I never tire of mediating on my redemption and the redemptive work of Christ upon us sinners. Last summer we took a quick trip to New Zealand and Australia to minister. We seemed to jump off the plane and arrive into a crowded multi culture church in New Zealand, l so love seeing the mixed races coming all together. The Pastor afterwards began to tell us how he met Christ and I noticed it wasn’t about drugs, sorrow and defeat. While he was in college he saw the futility of life in just getting a degree, then married and raising children all for what? Redemptive changes the whole story of our life.
Spurgeon says, “if we read the Bible with the eye of faith, desiring to discover its hidden secrets, we see something more in the Saviour’s death than Roman cruelty, or Jewish malice: he sees the solemn decree of God fulfilled by men, who were the ignorant, but guilty instruments of its accomplishment. He looks beyond the Roman spear and nail, beyond the Jewish taunt and jeer, up to the Sacred Fount, whence all things flow, and traces the crucifixion of Christ to the breast of Deity. He believes with Peter – “Him, being delivered by the determinate counsel and foreknowledge of God, ye have taken, and by wicked hands have crucified and slain.” We dare not impute to God the sin, but at the same time the fact, with all its marvelous effects in the world’s redemption, we must ever trace to the Sacred Fountain of divine love. “It pleased Jehovah to bruise him. He overlooks both Pilate and Herod, and traces it to the heavenly Father, the first Person in the Divine Trinity.”

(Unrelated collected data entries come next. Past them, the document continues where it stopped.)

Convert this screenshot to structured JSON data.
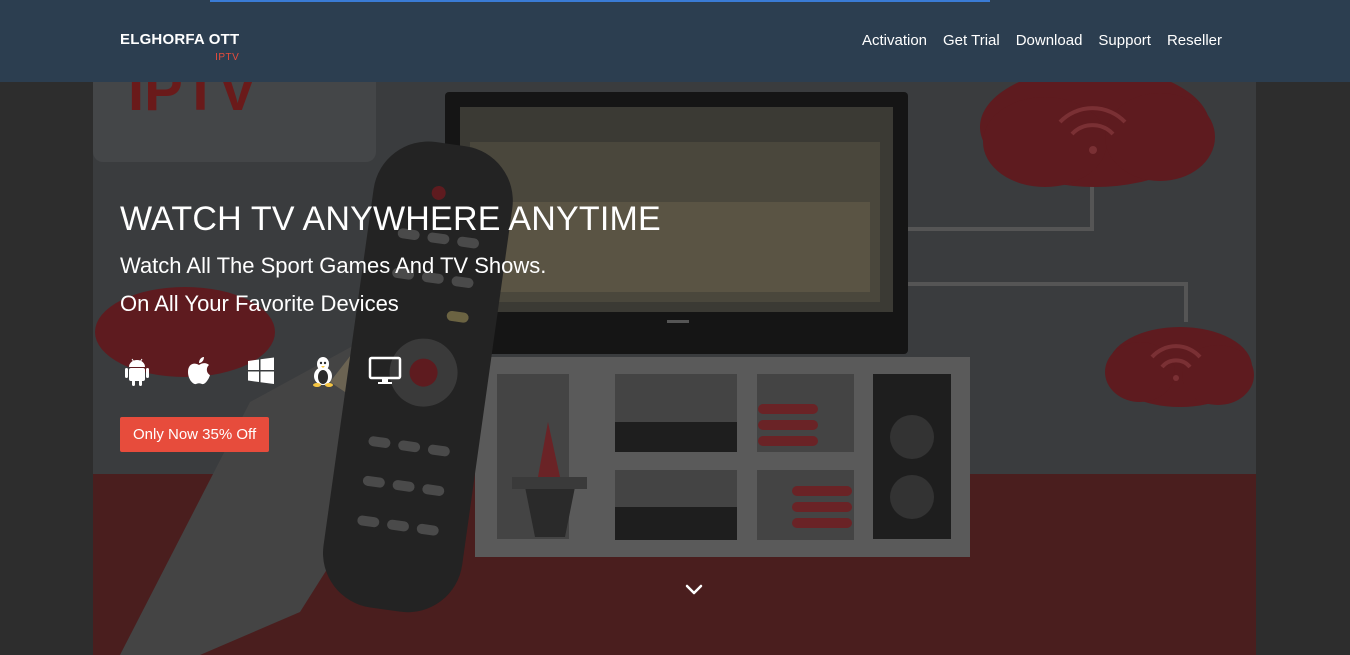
{
  "header": {
    "brand": {
      "name": "ELGHORFA OTT",
      "sub": "IPTV"
    },
    "nav": [
      {
        "label": "Activation"
      },
      {
        "label": "Get Trial"
      },
      {
        "label": "Download"
      },
      {
        "label": "Support"
      },
      {
        "label": "Reseller"
      }
    ]
  },
  "hero": {
    "bg_sign_text": "IPTV",
    "title": "WATCH TV ANYWHERE ANYTIME",
    "line1": "Watch All The Sport Games And TV Shows.",
    "line2": "On All Your Favorite Devices",
    "devices": [
      "android-icon",
      "apple-icon",
      "windows-icon",
      "linux-icon",
      "monitor-icon"
    ],
    "cta": "Only Now 35% Off",
    "scroll_icon": "chevron-down-icon"
  },
  "colors": {
    "header_bg": "#2c3e50",
    "accent": "#e74c3c",
    "text": "#ffffff"
  }
}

Christ becomes the “corn of wheat” or the sacrificial lamb that came and sought me out. He took us into an eternal marriage union with himself, even though I came with liabilities and in debt with no ability to pay. Nor can I ever pay him back or ever fathom the pain and separation that my Lord must have gone through. Redemption, we can never comprehend it.
Spurgeon goes on to say: “In Christ’s finished work I see an ocean of merit; my plummet finds no bottom, my eye discovers no shore. There must be sufficient efficacy in the blood of Christ, if God had so willed it, to have saved not only all this world, but ten thousand worlds, had they transgressed the Maker’s law. Once admit infinity into the matter, and limit is out of the question. Having a divine person for an offering, it is not consistent to conceive of limited value; bound and measure are terms inapplicable to the divine sacrifice. The intent of the divine purpose fixes the application of the infinite offering, but does not change it into a finite work. In the atonement of Christ Jesus there is “bread enough and to spare.” AMEN!